After a disappointing 6-6 season Illinois returns to a bowl game to face Baylor. Illinois boasts Mikel Leshoure who emerged as the Big Ten's best running back this season, ranking eighth nationally in rushing with 126.1 yards per game. Illinois has not won a bowl game since 1999 when they defeated Virginia in the MicronPC.com Bowl. The game will also mark the Fighting Illini's first appearance in the Texas Bowl.

===Baylor===

Baylor enters the Texas Bowl with a 7-5 record.

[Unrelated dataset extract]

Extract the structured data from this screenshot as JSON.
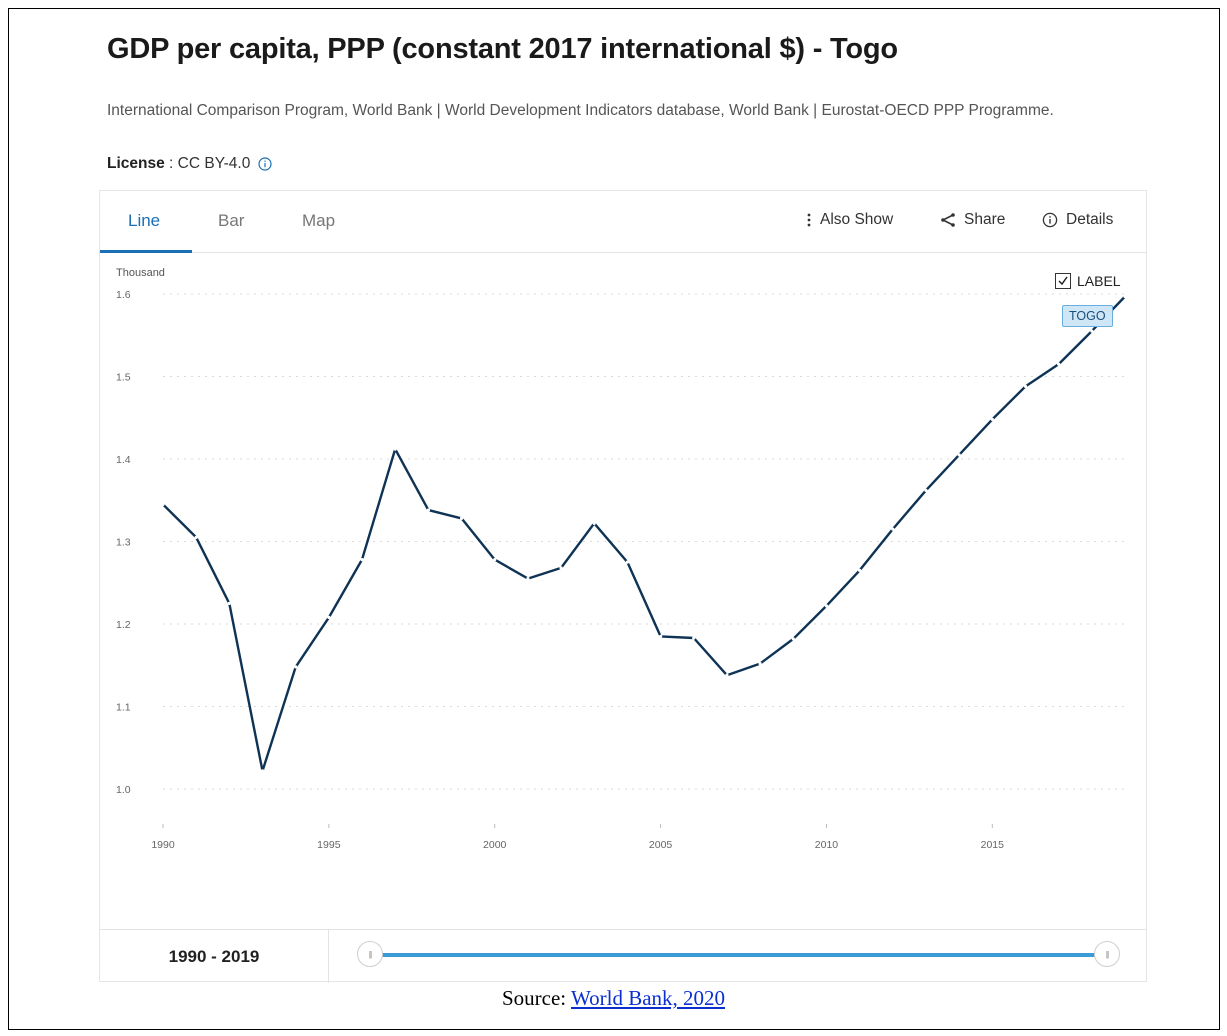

After a 7-2 start the Bears lost their last 3 contests. Baylor boasts 5 receivers with at least 40 catches in their high-powered offense. The Bears will be playing in their first Texas Bowl. This is their first bowl appearance since the 1994 Alamo Bowl where they lost to the high powered Washington State Cougars.

==Game Summary==

===Scoring===

| Scoring Play | Score |
1st Quarter
| ILL - Derek Dimke 38 yard kick, 11:03 | ILL 3-0 |
| ILL - Derek Dimke 28 yard kick, 3:45 | ILL 6-0 |
2nd Quarter
| ILL - Derek Dimke 43 yard kick, 13:51 | ILL 9-0 |
| ILL - Mikel Leshoure 5-yard run (Derek Dimke kick), 9:42 | ILL 16-0 |
3rd Quarter
| ILL - Mikel Leshoure 13-yard run (Two-point conversion), 11:40 | ILL 24-0 |
| BAY - Jay Finley 3-yard run (Aaron Jones kick), 8:03 | ILL 24-7 |
4th Quarter
| BAY - Robert Griffin III 39-yard pass to Kendall Wright (Aaron Jones kick), 13:43 | ILL 24-14 |
| ILL - Mikel Leshoure 5-yard run (Derek Dimke kick), 7:14 | ILL 31-14 |
| ILL - Nathan Scheelhaase 55-yard run (Derek Dimke kick), 0:41 | ILL 38-14 |

===Statistics===

| Statistics | Illinois | Baylor |
|---|---|---|
| First downs | 25 | 24 |
| Total offense, plays-yards | 547 | 434 |
| Rushes-yards (net) | 306 | 105 |
| Passes, Comp-Att-Yds | 18-23-241 | 32-44-329 |
| Fumbles-Interceptions | 0-0 | 2-0 |
| Time of Possession | 33:15 | 26:45 |

==Notes==
This was the second time that the two programs have met in a game. Baylor was a 34-19 winner over Illinois in their only previous meeting at Champaign, Illinois on September 25, 1976.